Mathematical Sciences for Artificial Intelligence

General objectives: The objective of the course is to give students an overview of the main stochastic processes such as Markov chains and Brownian motion, explaining its fundamental dynamic-probabilistic properties and various relevant applications such as the Monte Carlo method and the probabilistic representation of solutions of differential equations. Entropic concepts of information theory for Markov chains will also be introduced. Specific objectives: The course mainly deals with the following topics: discrete and continuous time Markov chains (stationarity, reversibility, convergence to equilibrium, ergodic theorem); Monte Carlo method; relative entropy for Markov chains (entropy of a random variable, conditional entropy, relative entropy for a succession of random variables); Brownian motion and heat equation; approximation of Brownian motion by means of random walks. Knowledge and understanding: The student will acquire knowledge on stochastic processes and some of their applications in information theory and applied mathematics.
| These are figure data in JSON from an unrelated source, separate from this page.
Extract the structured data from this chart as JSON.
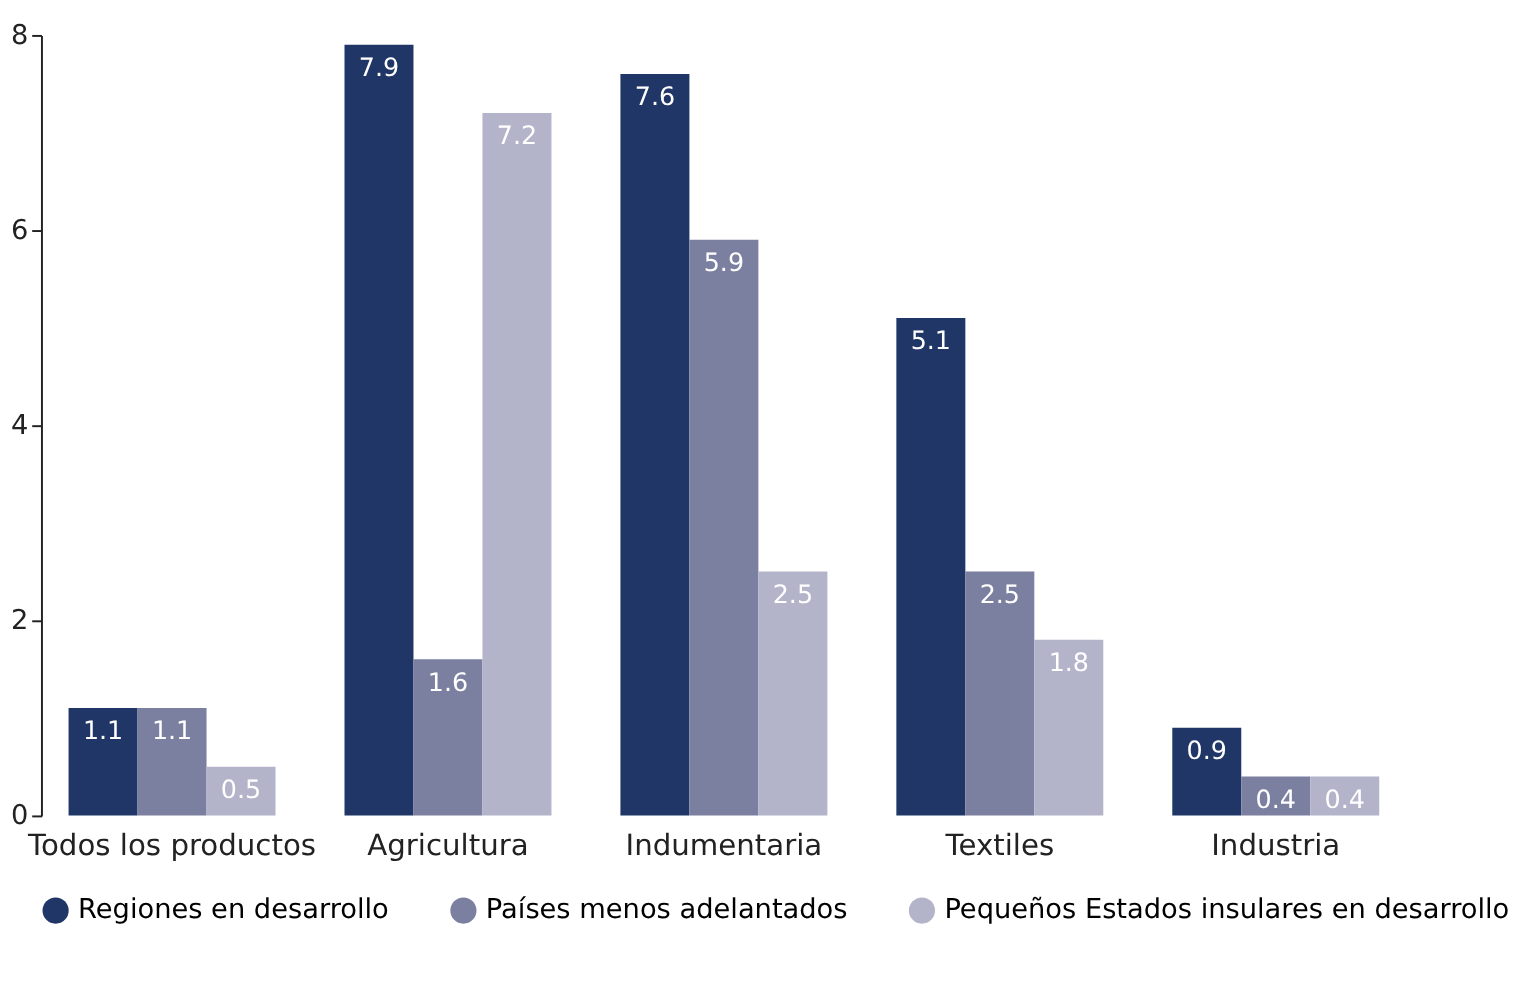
{
  "chart_data": {
    "type": "bar",
    "categories": [
      "Todos los productos",
      "Agricultura",
      "Indumentaria",
      "Textiles",
      "Industria"
    ],
    "series": [
      {
        "name": "Regiones en desarrollo",
        "color": "#1f3666",
        "values": [
          1.1,
          7.9,
          7.6,
          5.1,
          0.9
        ]
      },
      {
        "name": "Países menos adelantados",
        "color": "#7b7fa0",
        "values": [
          1.1,
          1.6,
          5.9,
          2.5,
          0.4
        ]
      },
      {
        "name": "Pequeños Estados insulares en desarrollo",
        "color": "#b3b3ca",
        "values": [
          0.5,
          7.2,
          2.5,
          1.8,
          0.4
        ]
      }
    ],
    "ylim": [
      0,
      8
    ],
    "yticks": [
      0,
      2,
      4,
      6,
      8
    ],
    "grid": false,
    "legend": "bottom",
    "data_labels": true
  }
}
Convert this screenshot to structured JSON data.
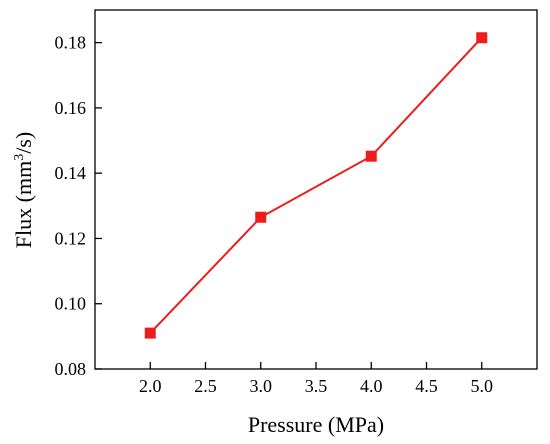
{
  "chart_data": {
    "type": "line",
    "xlabel": "Pressure (MPa)",
    "ylabel_main": "Flux (mm",
    "ylabel_sup": "3",
    "ylabel_tail": "/s)",
    "xlim": [
      1.5,
      5.5
    ],
    "ylim": [
      0.08,
      0.19
    ],
    "xticks": [
      "2.0",
      "2.5",
      "3.0",
      "3.5",
      "4.0",
      "4.5",
      "5.0"
    ],
    "xtick_values": [
      2.0,
      2.5,
      3.0,
      3.5,
      4.0,
      4.5,
      5.0
    ],
    "yticks": [
      "0.08",
      "0.10",
      "0.12",
      "0.14",
      "0.16",
      "0.18"
    ],
    "ytick_values": [
      0.08,
      0.1,
      0.12,
      0.14,
      0.16,
      0.18
    ],
    "series": [
      {
        "x": [
          2.0,
          3.0,
          4.0,
          5.0
        ],
        "values": [
          0.091,
          0.1265,
          0.1452,
          0.1815
        ],
        "color": "#ee1c1c",
        "marker": "square"
      }
    ],
    "grid": false,
    "legend": "none"
  }
}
Application of knowledge and understanding: The student will be able to model random evolutions through stochastic processes, study their qualitative and quantitative behavior. He/she will also become familiar with the probabilistic foundations of important simulation and approximation techniques based on stochastic processes. Autonomy of judgment: The student will be able to understand the problems related to random dynamics. Communication skills: The student must acquire an appropriate scientific language to explain in a clear and linear way the concepts underlying the stochastic processes. Learning ability: The course allows the student to fully understand the use of stochastic processes in various applications, including IT.